RANGELEY – Town Manager Perry Ellsworth said Thursday that selectmen are willing to negotiate with Franklin County commissioners to accept trash from residents of nearby unorganized townships. He will meet Friday with Commissioner Fred Hardy to discuss the issue.
Ben Bowditch, a seasonal resident of Kennebago Lake Camps in nearby Davis Township, attended a commissioners’ meeting Tuesday morning to ask them to negotiate trash disposal with either Rangeley or Eustis. During budget negotiations, commissioners allowed only $10,000 for solid waste services to Rangeley, instead of the $17,129 the town requested, to provide transfer station services to people in the townships of Davis, Stetson, Seven Ponds, Township D, Township E, Redington and part of Langtown.
The new budget goes into effect July 1, and selectmen had voted not to accept trash from the townships as of that date.

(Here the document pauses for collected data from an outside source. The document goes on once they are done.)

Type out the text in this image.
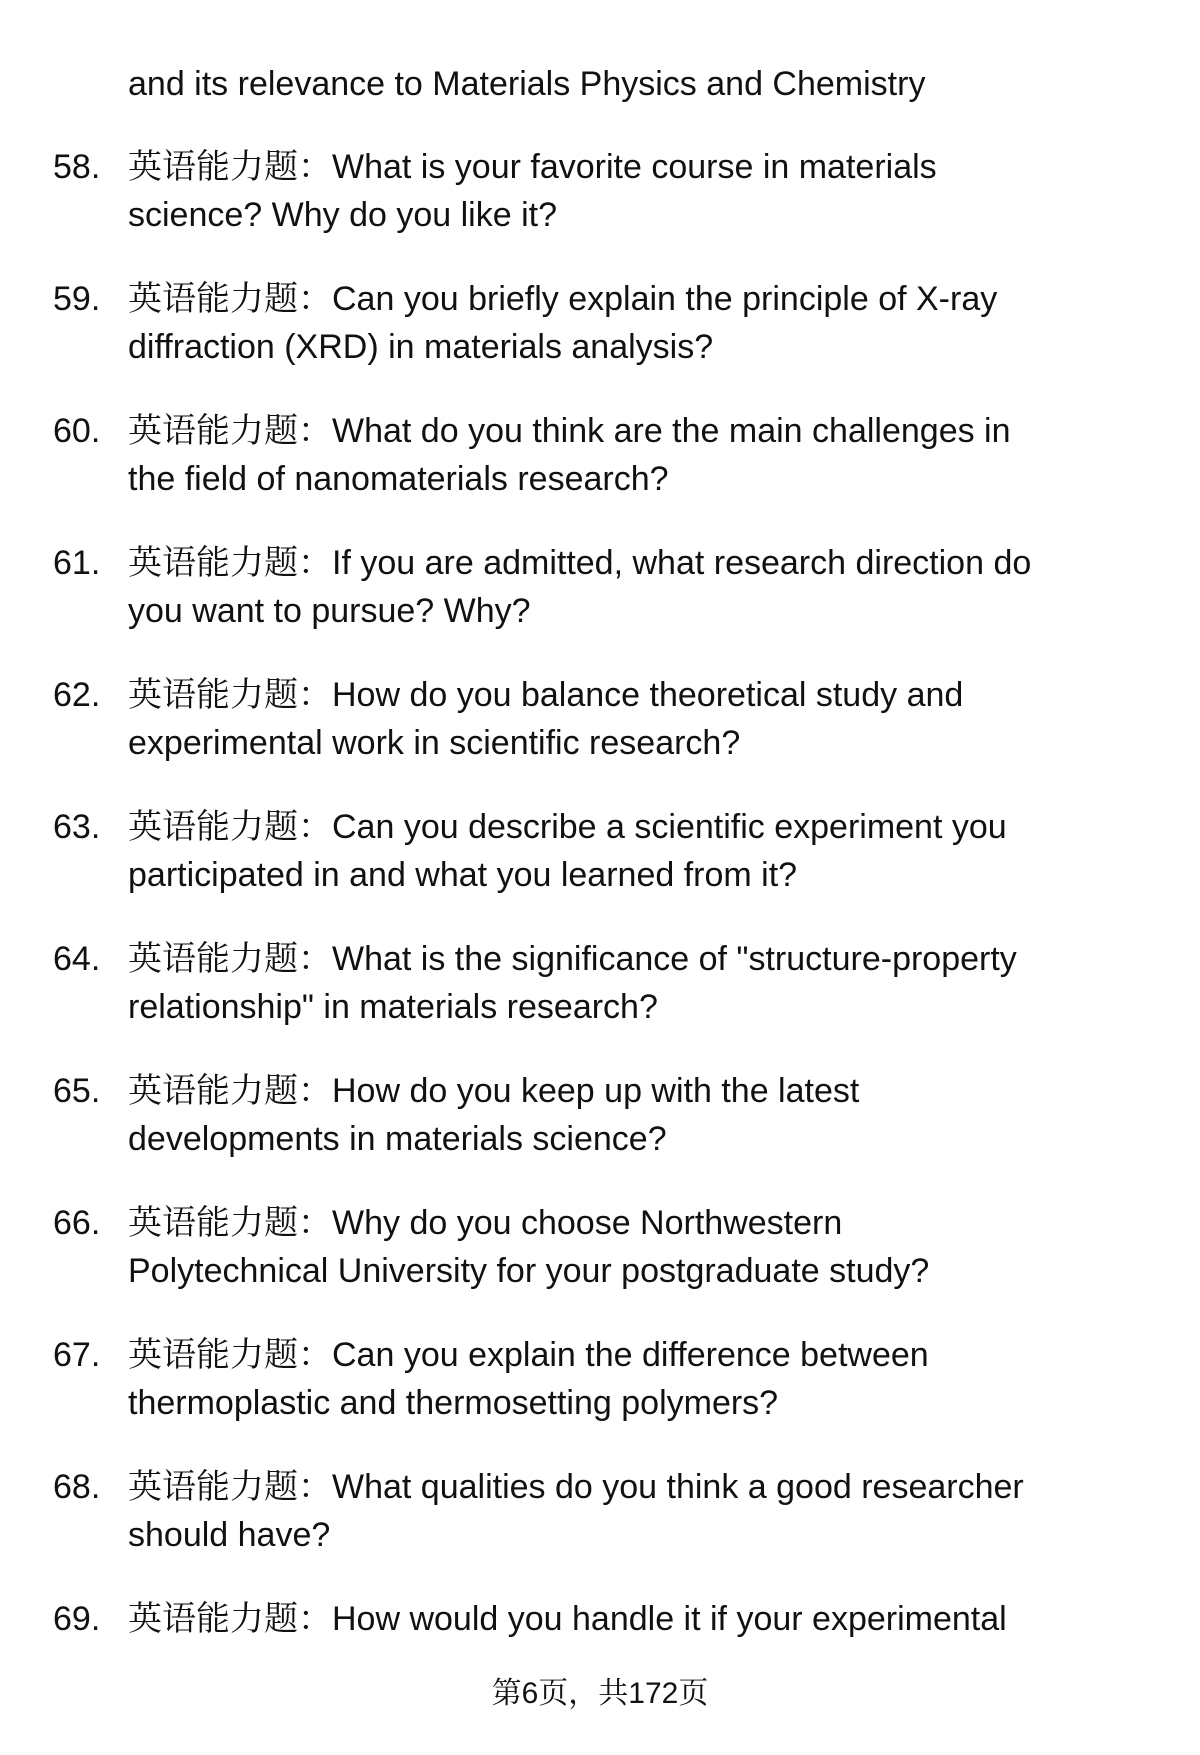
and its relevance to Materials Physics and Chemistry
58. 英语能力题：What is your favorite course in materials
science? Why do you like it?
59. 英语能力题：Can you briefly explain the principle of X-ray
diffraction (XRD) in materials analysis?
60. 英语能力题：What do you think are the main challenges in
the field of nanomaterials research?
61. 英语能力题：If you are admitted, what research direction do
you want to pursue? Why?
62. 英语能力题：How do you balance theoretical study and
experimental work in scientific research?
63. 英语能力题：Can you describe a scientific experiment you
participated in and what you learned from it?
64. 英语能力题：What is the significance of "structure-property
relationship" in materials research?
65. 英语能力题：How do you keep up with the latest
developments in materials science?
66. 英语能力题：Why do you choose Northwestern
Polytechnical University for your postgraduate study?
67. 英语能力题：Can you explain the difference between
thermoplastic and thermosetting polymers?
68. 英语能力题：What qualities do you think a good researcher
should have?
69. 英语能力题：How would you handle it if your experimental
第6页，共172页
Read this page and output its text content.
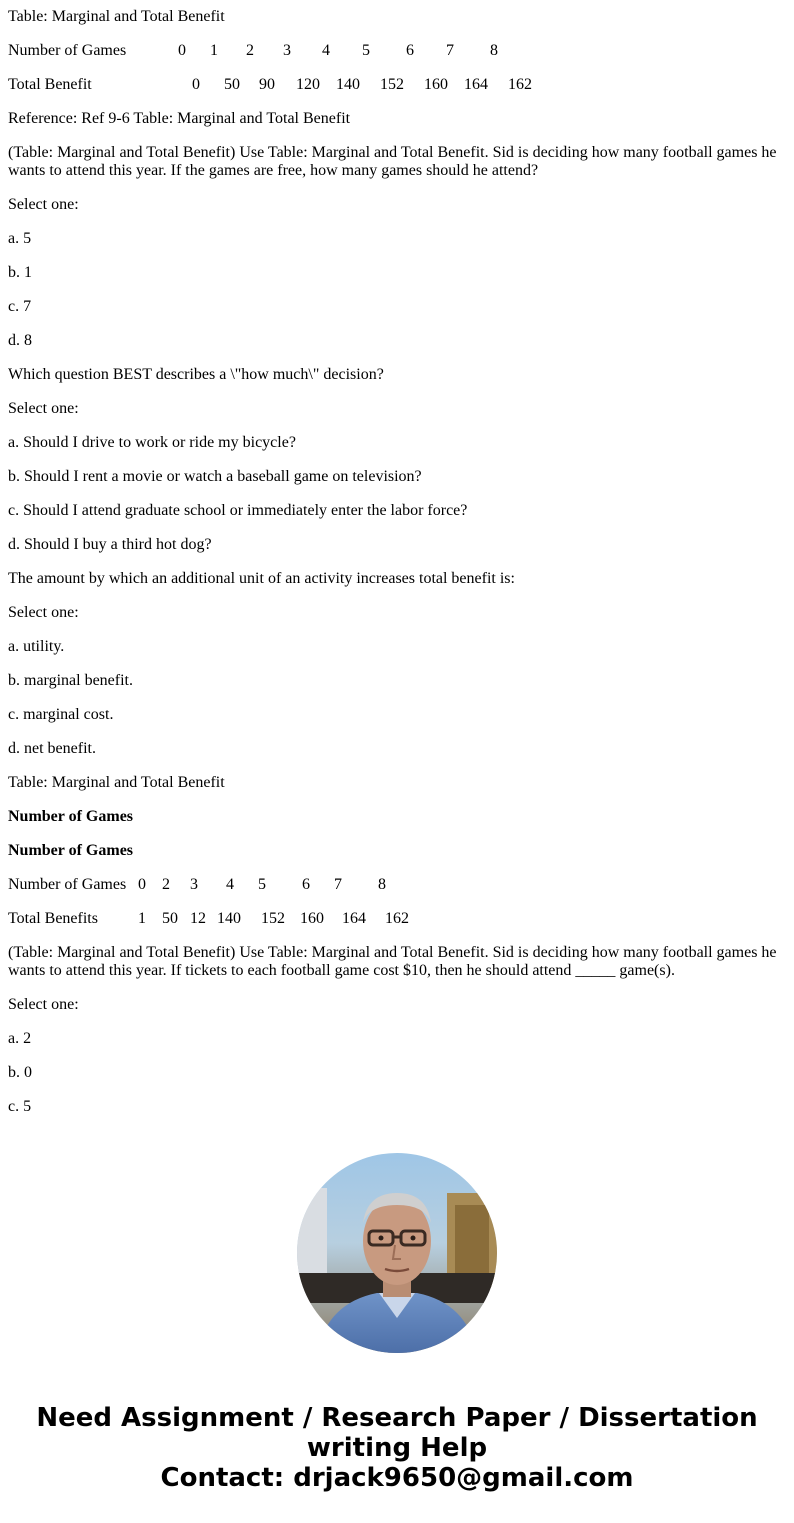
Table: Marginal and Total Benefit
Number of Games	0 1 2 3 4 5 6 7 8
Total Benefit	0 50 90 120 140 152 160 164 162
Reference: Ref 9-6 Table: Marginal and Total Benefit
(Table: Marginal and Total Benefit) Use Table: Marginal and Total Benefit. Sid is deciding how many football games he wants to attend this year. If the games are free, how many games should he attend?
Select one:
a. 5
b. 1
c. 7
d. 8
Which question BEST describes a \"how much\" decision?
Select one:
a. Should I drive to work or ride my bicycle?
b. Should I rent a movie or watch a baseball game on television?
c. Should I attend graduate school or immediately enter the labor force?
d. Should I buy a third hot dog?
The amount by which an additional unit of an activity increases total benefit is:
Select one:
a. utility.
b. marginal benefit.
c. marginal cost.
d. net benefit.
Table: Marginal and Total Benefit
Number of Games
Number of Games
Number of Games 0 2 3 4 5 6 7 8
Total Benefits	1 50 12 140 152 160 164 162
(Table: Marginal and Total Benefit) Use Table: Marginal and Total Benefit. Sid is deciding how many football games he wants to attend this year. If tickets to each football game cost $10, then he should attend _____ game(s).
Select one:
a. 2
b. 0
c. 5
Need Assignment / Research Paper / Dissertation
writing Help
Contact: drjack9650@gmail.com
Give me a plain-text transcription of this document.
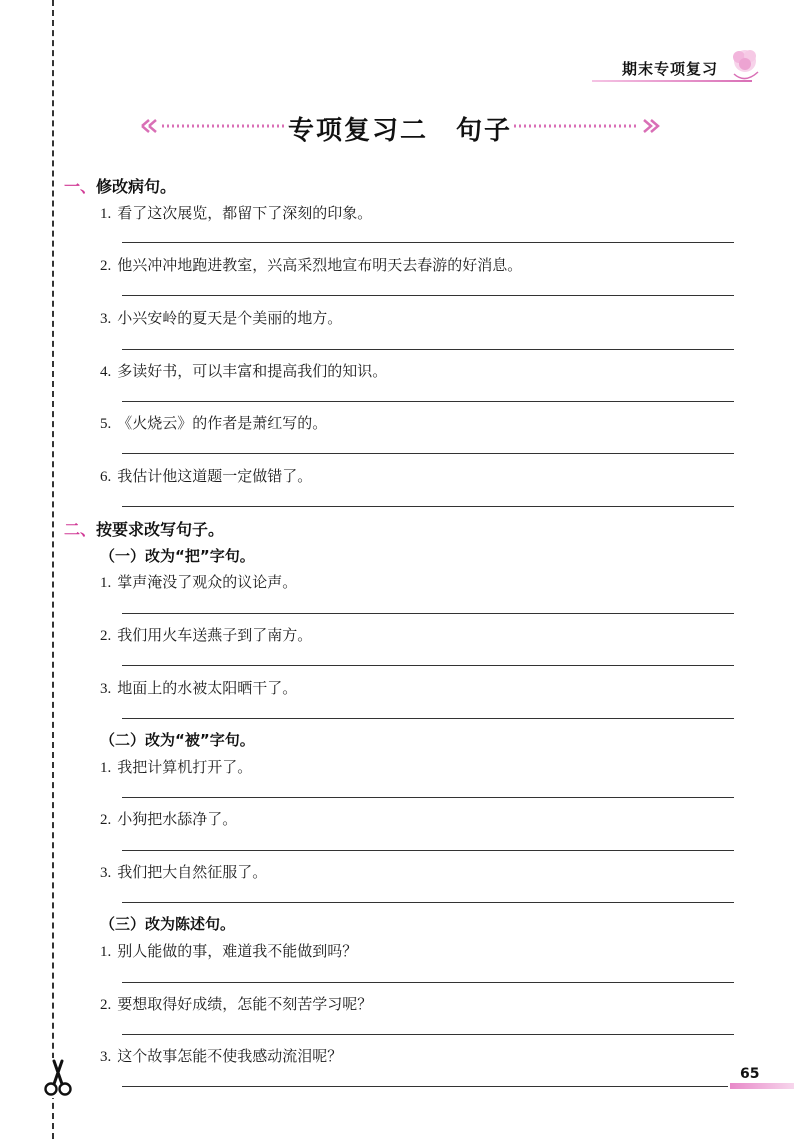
期末专项复习
专项复习二　句子
一、修改病句。
1. 看了这次展览，都留下了深刻的印象。
2. 他兴冲冲地跑进教室，兴高采烈地宣布明天去春游的好消息。
3. 小兴安岭的夏天是个美丽的地方。
4. 多读好书，可以丰富和提高我们的知识。
5. 《火烧云》的作者是萧红写的。
6. 我估计他这道题一定做错了。
二、按要求改写句子。
（一）改为“把”字句。
1. 掌声淹没了观众的议论声。
2. 我们用火车送燕子到了南方。
3. 地面上的水被太阳晒干了。
（二）改为“被”字句。
1. 我把计算机打开了。
2. 小狗把水舔净了。
3. 我们把大自然征服了。
（三）改为陈述句。
1. 别人能做的事，难道我不能做到吗？
2. 要想取得好成绩，怎能不刻苦学习呢？
3. 这个故事怎能不使我感动流泪呢？
65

The naval training base in Redington alone produces eight cubic yards of trash weekly, Ellsworth said. Unorganized towns’ trash disposal costs exceed $17,000 annually, he added.
At their meeting Tuesday, selectmen agreed they may accept partial payment from the county while an agreement is hashed out, allowing residents from unorganized townships to continue using the Rangeley transfer station. Ellsworth said selectmen will be inviting commissioners to a meeting in mid-July.
“We’re not shutting them off July 1,” Ellsworth said. “We’re going to try to be good neighbors.”
The sale of the town’s two ambulances to Franklin Memorial Hospital was completed this week after selectmen approved the deal Tuesday. The hospital will pay $45,000 for the two trucks and associated equipment, Ellsworth said.
They are also working toward a rental agreement with the hospital for ambulance storage and crew living quarters in the public safety building. Ellsworth said the agreement will be similar to that which NorthStar, the hospital’s newly named combined ambulance service, has with the Carrabassett Valley service. He expects the hospital to agree to pay $1,000 monthly, with the town footing the utility bills.
Ellsworth said selectmen nominated him to serve on the hospital’s ambulance advisory committee.
He said he was also honored to have them nominate him as the state’s rookie town manager of the year, an annual award presented by the Maine Town and City Managers Association to a town manager who has served for less than five years in that capacity.
Selectmen said goodbye to Mark Beauregard and Don Nuttall, who attended their final meeting as selectmen. Newly elected Dennis Marquis and Rob Welch will take their seats at the board’s next meeting July 5.